@Brokenhearted2,
Note: I am not a doctor.
He needs treatment from a professional. But, most likely, he has to be the one to seek out that treatment. It is hard for alcoholics to understand what is happening to them. As has been said before,
the first step is admitting he has a problem.
If you can get him to his doctor, maybe start there. Certainly he will get some sort of tests, etc. and the doctor will not love his blood sugar or anything else. You may not have to say a word; a doctor will see a lot when it comes to alcohol abuse. So the doctor can kind of be the bad guy there.
If he won't go, and he won't go to counseling, then you may need to leave him again. Often an alcoholic needs to climb up from rock bottom because they have been in denial for so long about how 'well' they are functioning as a drunk. This can also happen when they have been enabled by someone, perhaps someone like you. Even if you don't want to facilitate his drinking, you may even be doing so unconsciously. Leaving him and letting him hit rock bottom will make him see that he is not fine at all.

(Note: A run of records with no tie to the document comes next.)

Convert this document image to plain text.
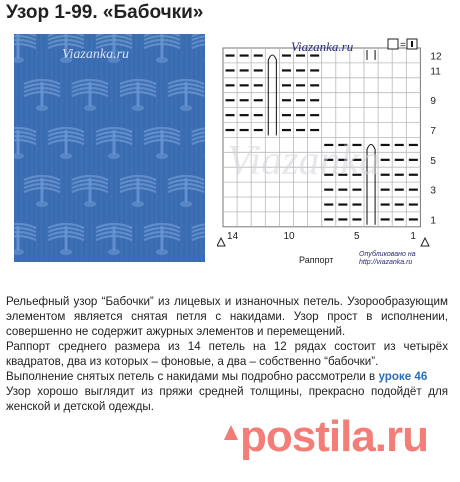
Узор 1-99. «Бабочки»
Viazanka.ru
Viazanka.ru	=
Viazanka
12
11
9
7
5
3
1
14	10	5	1
Раппорт
Опубликовано на
http://viazanka.ru

Рельефный узор “Бабочки” из лицевых и изнаночных петель. Узорообразующим элементом является снятая петля с накидами. Узор прост в исполнении, совершенно не содержит ажурных элементов и перемещений.

Раппорт среднего размера из 14 петель на 12 рядах состоит из четырёх квадратов, два из которых – фоновые, а два – собственно “бабочки”.

Выполнение снятых петель с накидами мы подробно рассмотрели в уроке 46

Узор хорошо выглядит из пряжи средней толщины, прекрасно подойдёт для женской и детской одежды.

postila.ru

Alcoholics Anonymous is not the only option out there but it is probably the best-known one. Or you can get a referral to a hospital or counseling program from your doctor or insurance company.
As for you, specifically, you might want to check out
Al-Anon's programs for families or, again, talk to your own physician about a coping program for you. Certainly you are being affected, too, and you need to know that you are not alone. And in particular if you have to leave him again, it would be good to have support from people who have been there already. It's got to be tough to watch someone you love hit rock bottom but those folks are experienced in that area.
And of course if you ever feel you are in any physical danger, even if it's from flying debris from him hitting a wall with his fist, then please leave and consider your own physical well-being as a priority.